Mam prawie 20 letnią kotkę, bezdomna wiele lat. Sikająca gdzie popadnie. Jest u mnie na dożycie. Kuwetę ma na szafie. Gdzie siedzi. Ale nie jestem egzaltowanym aniołem. Nie świecę swym przykładem. To była moja decyzja i konsekwencje też są moje. Gdy Babcia Kasia chorowała była leczona. Czy jej się to podobało czy nie. Bo nam nie. Podbierak był w częstym użyciu. Babcia otrzymała KAŻDĄ pomoc jaka była możliwa.
A autorka otrzymała wiele rad i nie skorzystała z żadnej.
Wiele osób, w tym ja, ma swoje problemy. Nie zasłaniam się nimi gdy o życie kota chodzi. Jest ciężko. Proszę uwierzyć, nie jest to "słodkie". Dlaczego wicherek uważa, że ma gorzej niż inni? Skąd wiedza, że piszący mają super życie? Bez trosk i chorób i kłopotów? To nigdy nie tlumaczy zaniechania. Albo biorę odpowiedzialność za życie, które ogarnęłam. Albo znajduję tysiące wymówek.
Wzięłam kota więc wzięłam jego życie i zdrowie na siebie.

Re: Giardia,

PostNapisane: Śro mar 15, 2023 6:41
przez tabo10
ASK@ pisze:(...) Ale nie jestem egzaltowanym aniołem. Nie świecę swym przykładem. (...)

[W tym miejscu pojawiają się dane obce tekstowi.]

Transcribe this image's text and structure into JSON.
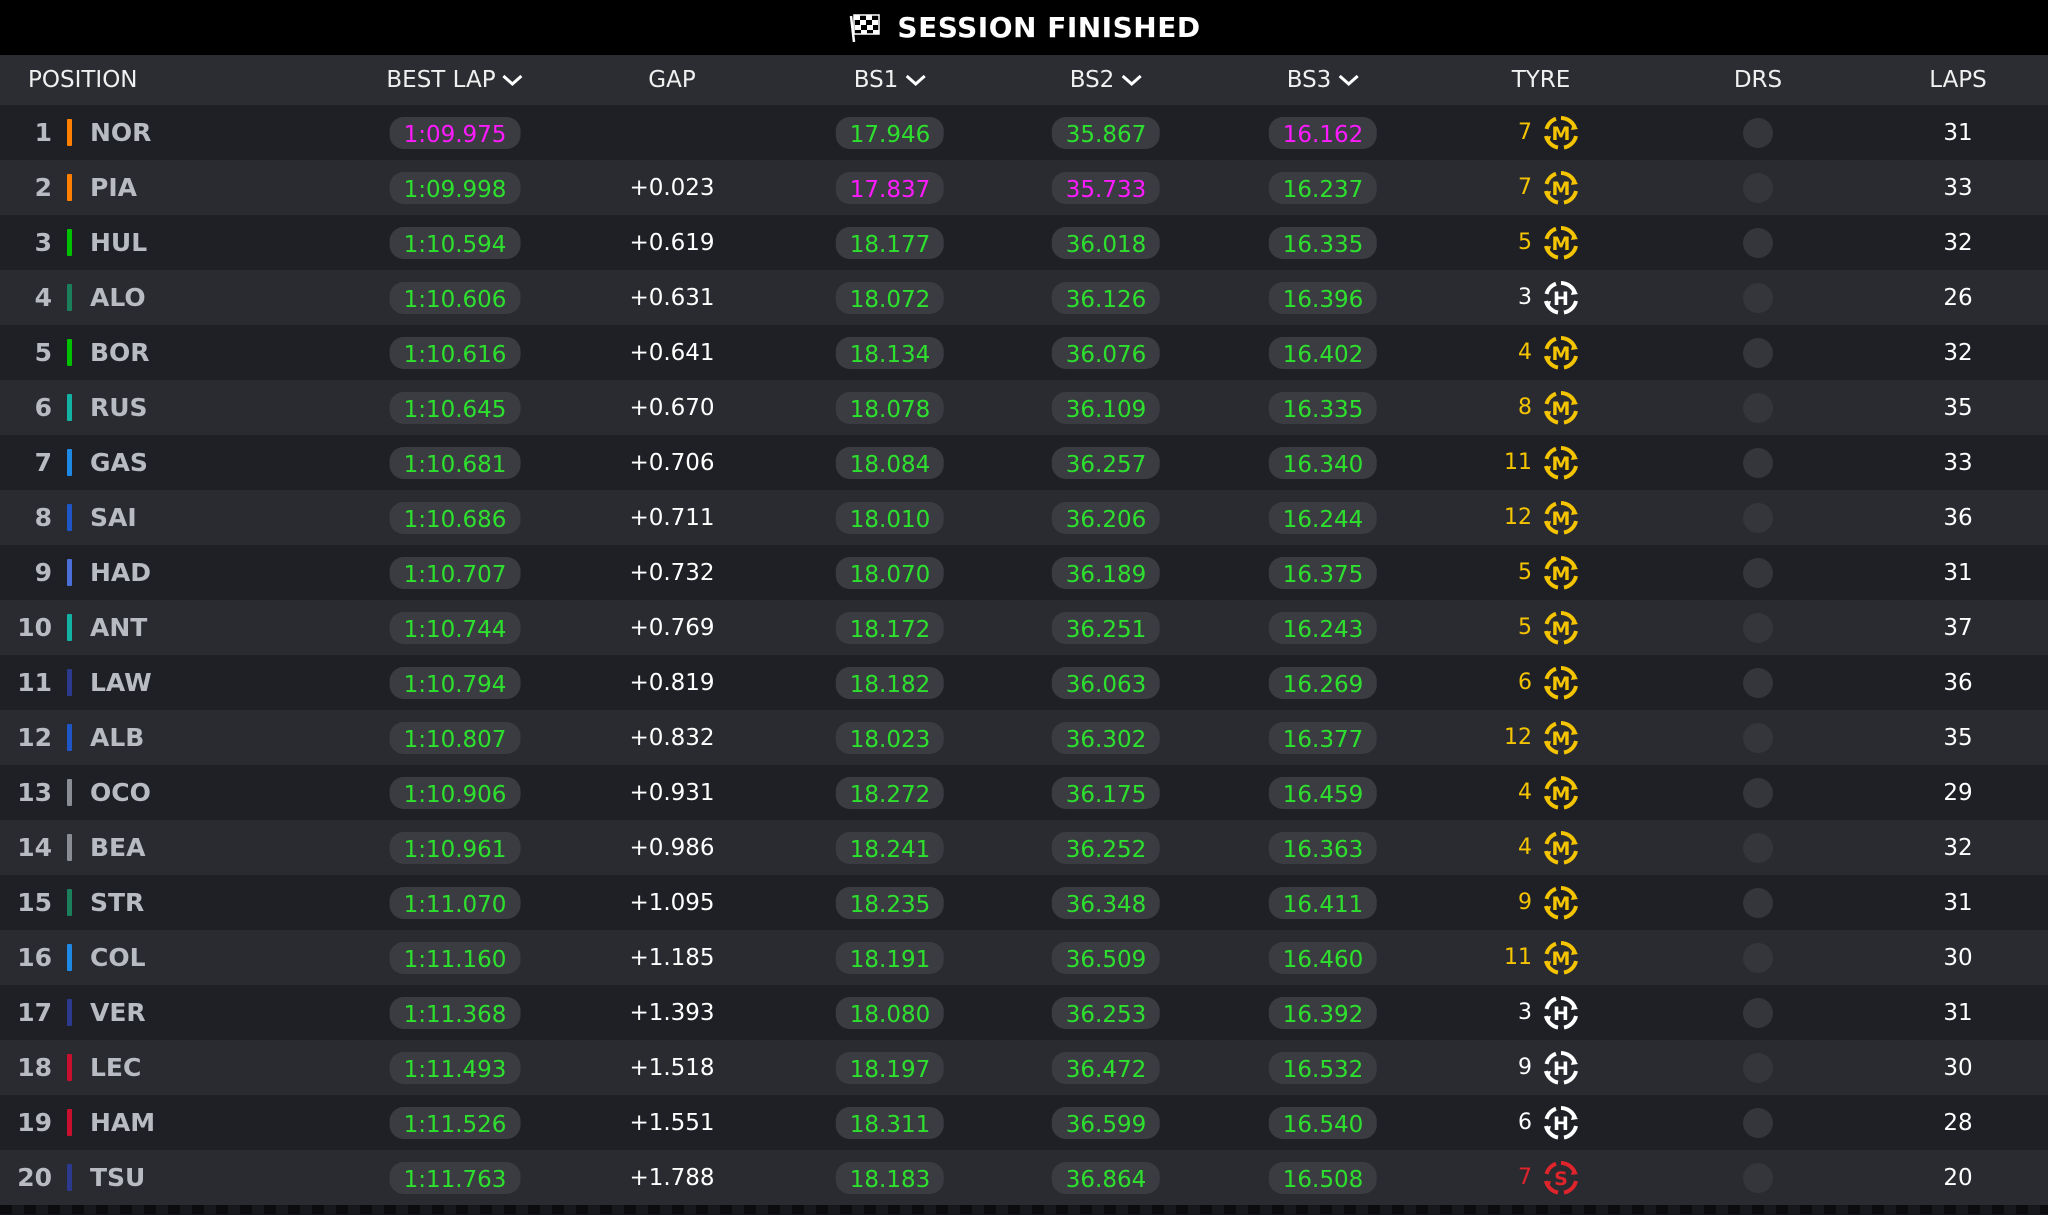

olej to ASK@, nie przejmuj się taki komentarzem ,ona jak zwykle w poprzek. Nawet 100% dobro wyszydzić ,okpić, obśmiać, działania i merytoryczne rady zdeprecjonować.

Re: Giardia,

PostNapisane: Śro mar 15, 2023 20:23
przez ASK@
tabo10 pisze:
ASK@ pisze:(...) Ale nie jestem egzaltowanym aniołem. Nie świecę swym przykładem. (...)

olej to ASK@, nie przejmuj się taki komentarzem ,ona jak zwykle w poprzek. Nawet 100% dobro wyszydzić ,okpić, obśmiać, działania i merytoryczne rady zdeprecjonować.

Kotem się przejmuję.

Re: Giardia,

PostNapisane: Śro mar 29, 2023 21:24
przez wicherek
Informacja - kotka nie ma lamblii, morfologia znacznie się poprawiła. w zasadzie tylko leukocyty są jeszcze pod normą ale też się podniosły. Czerwone, hb, hematokryt w normie. Zrobiono jej jonogram i ma nieco podwyższone chlorki niestety wcześniej nie było jonogramu więc nie mam porównania. Nie unormowały się globuliny. Chcieliśmy dać jeszcze mocz do badania ale kotka odmówiła nasikania na specjalny żwirek. Zapiszemy jeszcze ją na usg tak na wszelki wypadek.

Re: Giardia,

PostNapisane: Śro mar 29, 2023 21:43
przez jolabuk5
To dobre wiadomosci! :ok: :ok: :ok:

Re: Giardia,

PostNapisane: Czw mar 30, 2023 10:04
przez Hana
wicherek pisze:Chcieliśmy dać jeszcze mocz do badania ale kotka odmówiła nasikania na specjalny żwirek.

Spróbujcie aktywnego moczołapania ;)
Trzeba przydybać kotkę, gdy przykuca w kuwecie i wtedy podetknąć jej pod ogonek coś do złapania moczu (np. wyparzoną chochelkę jakąś, albo pojemniczek itp. - ja podtykałam po prostu jałowy pojemnik na mocz kupiony w aptece).
Można ciut podnieść kicię za ogon, jak tylko zacznie siusiać, żeby zrobić sobie więcej miejsca. ;)
Kuweta powinna być otwarta, tzn. bez żadnych ramek itp, żebyś miała łatwy dostęp do ogona z każdej strony.
Powodzenia.

Re: Giardia,

PostNapisane: Czw mar 30, 2023 19:10
przez wicherek
Niestety to nie ten model kota. Panienka jest wstydliwa i nie może być nikogo w łazience kiedy jest w kuwecie.